I saw that the last hidden state of the CLIP text features is passed to stable diffusion. It has shape [B, 77, 1024]
. I am instantiating the text-related components of CLIP from the stable-diffusion checkpoints.
My problem is that the last hidden state of the CLIP image features has shape [B, 257, 1024]
. I need to instantiate the CLIPVisionModel
from another repo, because stabilityai/stable-diffusion-2-1-base
does not have it.
This is my code:
model_id = "stabilityai/stable-diffusion-2-1-base"
text = ""
tokenizer = AutoTokenizer.from_pretrained(model_id, subfolder="tokenizer", use_fast=False,)
text_encoder = CLIPTextModel.from_pretrained(model_id, subfolder="text_encoder")
image_processor = CLIPImageProcessor.from_pretrained(model_id, subfolder="feature_extractor")
image_encoder = CLIPVisionModel.from_pretrained("laion/CLIP-ViT-H-14-laion2B-s32B-b79K")
# text
text_inputs = tokenizer(["a photo of a cat"], max_length=tokenizer.model_max_length, padding="max_length", truncation=True, return_tensors="pt")

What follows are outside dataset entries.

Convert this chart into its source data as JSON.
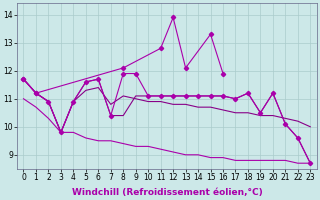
{
  "bg_color": "#cce8e8",
  "grid_color": "#aacccc",
  "line_color_main": "#aa00aa",
  "line_color_smooth": "#880088",
  "x_hours": [
    0,
    1,
    2,
    3,
    4,
    5,
    6,
    7,
    8,
    9,
    10,
    11,
    12,
    13,
    14,
    15,
    16,
    17,
    18,
    19,
    20,
    21,
    22,
    23
  ],
  "series_jagged": [
    11.7,
    11.2,
    null,
    null,
    null,
    null,
    null,
    null,
    12.1,
    null,
    null,
    12.8,
    13.9,
    12.1,
    null,
    13.3,
    11.9,
    null,
    null,
    null,
    null,
    null,
    null,
    null
  ],
  "series_marked": [
    11.7,
    11.2,
    10.9,
    9.8,
    10.9,
    11.6,
    11.7,
    10.4,
    11.9,
    11.9,
    11.1,
    11.1,
    11.1,
    11.1,
    11.1,
    11.1,
    11.1,
    11.0,
    11.2,
    10.5,
    11.2,
    10.1,
    9.6,
    8.7
  ],
  "series_upper": [
    11.7,
    11.2,
    10.9,
    9.8,
    10.9,
    11.6,
    11.7,
    10.4,
    10.4,
    11.1,
    11.1,
    11.1,
    11.1,
    11.1,
    11.1,
    11.1,
    11.1,
    11.0,
    11.2,
    10.5,
    11.2,
    10.1,
    9.6,
    8.7
  ],
  "series_mid": [
    11.7,
    11.2,
    10.9,
    9.8,
    10.9,
    11.3,
    11.4,
    10.8,
    11.1,
    11.0,
    10.9,
    10.9,
    10.8,
    10.8,
    10.7,
    10.7,
    10.6,
    10.5,
    10.5,
    10.4,
    10.4,
    10.3,
    10.2,
    10.0
  ],
  "series_lower": [
    11.0,
    10.7,
    10.3,
    9.8,
    9.8,
    9.6,
    9.5,
    9.5,
    9.4,
    9.3,
    9.3,
    9.2,
    9.1,
    9.0,
    9.0,
    8.9,
    8.9,
    8.8,
    8.8,
    8.8,
    8.8,
    8.8,
    8.7,
    8.7
  ],
  "xlabel": "Windchill (Refroidissement éolien,°C)",
  "tick_fontsize": 5.5,
  "label_fontsize": 6.5
}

text_features = text_encoder(**text_inputs) # [1, 77, 1024]
print(text_features.last_hidden_state.shape)
# image
image_inputs = image_processor(images=image, return_tensors="pt")
image_features = image_encoder(**image_inputs) # [1, 257, 1280]
print(image_features.last_hidden_state.shape)
- Is it even possible to replace the text embeddings with image embedding directly?
- If yes, then how can I get the same shapes?
- I think that the vision- and text-encoder outputs are passed through a projection layer before loss computation during training. Would I need to map the
image_features
to the projection space and from there to the text embedding space using the linear projections?